Ежов, конечно, понимал, что появление в главной газете страны персонально ему посвященного стихотворения, и не в юбилей, а в обычный день, свидетельствовало о том, что Хозяин им доволен и полностью ему доверяет. При таком отношении со стороны Сталина любая работа, даже такая, какой приходилось заниматься в НКВД, уже не казалась тяжелой и обременительной. Выступая 9 декабря 1937 года на предвыборном собрании в Горьком, Ежов так прямо и заявил:
«Я пытаюсь честно и по-большевистски выполнять те задачи, которые на меня возложила партия и наше советское правительство. А наша партия отражает интересы всего советского общества. Стало быть, выполнять эти задачи для большевика легко, почетно и приятно»{328}.
Однако почетные и приятные моменты соседствовали в этой работе с не совсем приятными, а иногда и вовсе неприятными. После того как 27 ноября 1937 года Ежов собственноручно привел в исполнение приговор по А. С. Калыгиной, ее образ, жаловался он начальнику своей охраны, везде и всюду его преследует, и она ему все время мерещится{329}.

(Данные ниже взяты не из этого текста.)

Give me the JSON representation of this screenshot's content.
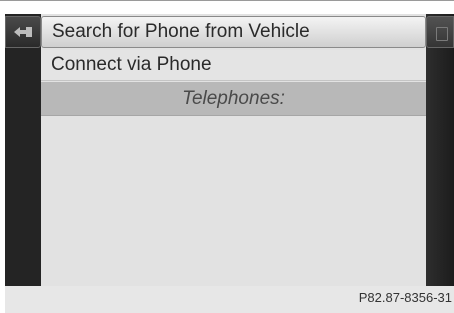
{
  "menu": {
    "items": [
      {
        "label": "Search for Phone from Vehicle",
        "selected": true
      },
      {
        "label": "Connect via Phone",
        "selected": false
      }
    ],
    "section_header": "Telephones:"
  },
  "icons": {
    "back": "back-arrow-icon",
    "right": "side-panel-icon"
  },
  "figure_code": "P82.87-8356-31"
}
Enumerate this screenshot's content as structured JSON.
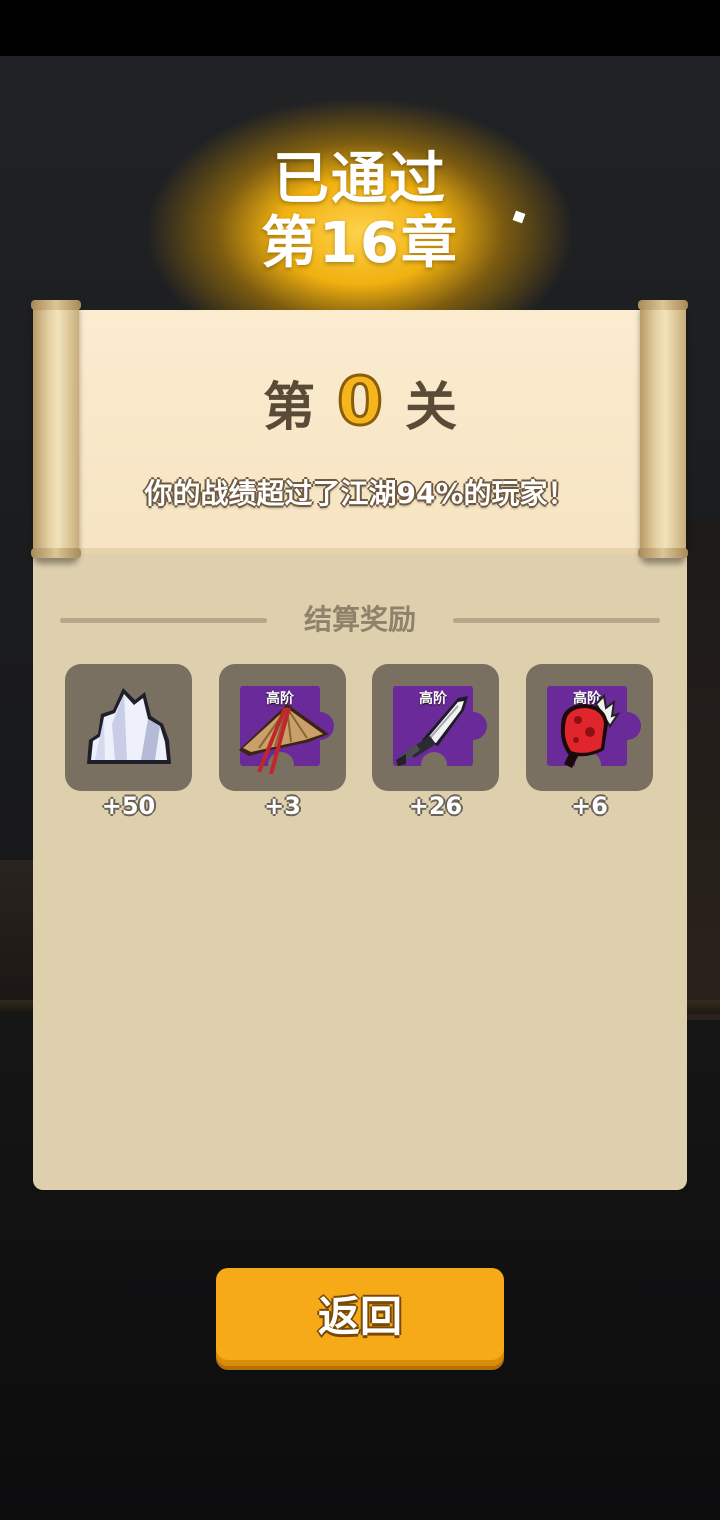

Не принимать близко к сердцу эти и им подобные «издержки производства» можно было лишь при уверенности, что дело, которым приходится заниматься, действительно необходимо партии и государству. На основании всего того, что известно, можно предположить, что Ежов и в самом деле верил в существование многочисленных врагов народа, стремящихся любой ценой навредить «первому в мире государству рабочих и крестьян». Думать иначе — значило бы подвергнуть сомнению сталинские теории об обострении классовой борьбы по мере строительства социализма и о полчищах шпионов, вредителей и диверсантов, наводнивших страну, то есть усомниться во всех тех идеях, которые вождь уже несколько лет настойчиво внедрял в сознание своих подручных и которые в наиболее законченном виде были представлены в его выступлении в начале года на февральско-мартовском пленуме ЦК.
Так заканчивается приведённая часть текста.